Porous NiO Nanosheet Bifunctional Electrodes Modified with Ultrafine Ni₃S₂ Quantum Dots for Green Hydrogen Production via Urea Electrolysis

Abstract

Electrolysis of urea can simultaneously produce molecular hydrogen and alleviate the environmental problems caused by urea-rich wastewater effluents. Therefore, it is of great significance to develop low-cost, highly active, and resistant electrodes and electrocatalysts to achieve high-efficiency urea electrolysis processes. In this study, porous NiO nanosheets (NiO/Ni3S2/NF) decorated with Ni3S2 quantum dots were prepared on the surface of nickel foam (NF) via the Kirkendall effect by the gas-phase vulcanization reaction. The obtained NiO/Ni3S2/NF exhibits good electrocatalytic activity and stability toward the urea oxidation reaction (UOR) and hydrogen evolution reaction (HER). An electrolyzer containing NiO/Ni3S2/NF||NiO/Ni3S2/NF on both the anode and cathode, immersed in an alkaline aqueous solution containing urea, is assembled, and only a cell voltage of 1.408 V is required to reach a current density of 10 mA cm–2, a value which is much lower than that for an electrolyzer made of RuO2/NF||Pt/C/NF (1.490 V).

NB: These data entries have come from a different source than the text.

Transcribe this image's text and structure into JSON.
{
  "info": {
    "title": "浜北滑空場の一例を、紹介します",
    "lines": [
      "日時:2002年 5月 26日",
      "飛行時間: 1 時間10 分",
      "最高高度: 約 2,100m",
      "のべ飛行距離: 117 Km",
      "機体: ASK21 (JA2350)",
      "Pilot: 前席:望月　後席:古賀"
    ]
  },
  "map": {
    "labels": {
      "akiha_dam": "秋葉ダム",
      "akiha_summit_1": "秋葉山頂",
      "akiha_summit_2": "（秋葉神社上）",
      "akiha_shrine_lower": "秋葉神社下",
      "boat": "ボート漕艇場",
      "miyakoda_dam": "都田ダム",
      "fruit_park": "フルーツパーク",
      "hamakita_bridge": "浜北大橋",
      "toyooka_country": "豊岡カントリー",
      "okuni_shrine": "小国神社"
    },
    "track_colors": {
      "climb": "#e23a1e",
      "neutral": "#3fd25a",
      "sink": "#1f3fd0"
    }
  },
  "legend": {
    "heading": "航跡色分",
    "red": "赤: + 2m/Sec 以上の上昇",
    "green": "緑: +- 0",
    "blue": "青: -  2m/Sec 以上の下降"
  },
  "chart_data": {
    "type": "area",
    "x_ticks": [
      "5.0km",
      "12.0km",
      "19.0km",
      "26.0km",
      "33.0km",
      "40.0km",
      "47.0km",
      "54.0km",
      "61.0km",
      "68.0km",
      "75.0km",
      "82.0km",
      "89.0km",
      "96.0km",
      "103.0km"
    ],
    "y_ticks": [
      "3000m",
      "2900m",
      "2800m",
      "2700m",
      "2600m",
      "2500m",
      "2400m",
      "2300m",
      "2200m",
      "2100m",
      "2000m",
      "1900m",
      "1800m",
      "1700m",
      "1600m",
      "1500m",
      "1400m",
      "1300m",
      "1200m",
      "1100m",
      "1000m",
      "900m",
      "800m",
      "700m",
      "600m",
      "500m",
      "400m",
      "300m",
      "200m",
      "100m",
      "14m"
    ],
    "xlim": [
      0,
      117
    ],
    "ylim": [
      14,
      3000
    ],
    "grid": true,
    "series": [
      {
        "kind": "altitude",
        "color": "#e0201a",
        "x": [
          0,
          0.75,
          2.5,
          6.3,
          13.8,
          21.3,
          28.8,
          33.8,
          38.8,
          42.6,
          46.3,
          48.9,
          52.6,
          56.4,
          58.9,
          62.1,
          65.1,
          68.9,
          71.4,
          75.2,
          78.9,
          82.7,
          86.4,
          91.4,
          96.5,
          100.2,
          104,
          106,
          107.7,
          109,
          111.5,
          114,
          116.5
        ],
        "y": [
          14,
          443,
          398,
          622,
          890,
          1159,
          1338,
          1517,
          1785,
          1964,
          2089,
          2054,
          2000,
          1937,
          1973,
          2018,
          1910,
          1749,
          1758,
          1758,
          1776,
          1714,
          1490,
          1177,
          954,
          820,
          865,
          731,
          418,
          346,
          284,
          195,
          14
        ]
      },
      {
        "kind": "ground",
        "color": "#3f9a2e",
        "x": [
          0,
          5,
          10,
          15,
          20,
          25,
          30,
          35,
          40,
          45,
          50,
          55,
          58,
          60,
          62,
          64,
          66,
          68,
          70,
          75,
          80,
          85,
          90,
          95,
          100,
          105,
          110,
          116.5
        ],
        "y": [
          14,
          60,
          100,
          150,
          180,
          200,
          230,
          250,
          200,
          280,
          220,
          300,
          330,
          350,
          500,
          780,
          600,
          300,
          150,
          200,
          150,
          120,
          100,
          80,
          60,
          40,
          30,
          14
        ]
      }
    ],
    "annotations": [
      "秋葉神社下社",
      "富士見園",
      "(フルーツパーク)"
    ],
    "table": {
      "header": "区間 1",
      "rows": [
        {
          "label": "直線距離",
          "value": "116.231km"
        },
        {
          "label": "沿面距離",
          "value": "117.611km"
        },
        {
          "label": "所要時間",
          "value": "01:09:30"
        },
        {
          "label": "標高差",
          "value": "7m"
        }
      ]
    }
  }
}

It is found that the superior catalytic performance of NiO/Ni3S2/NF is mainly attributed to the uniform pore structure on NiO nanosheets and the synergistic effect between Ni3S2 quantum dots and NiO nanosheets. This study provides a method to simultaneously construct the porous structure and heterostructure through gas-phase reactions.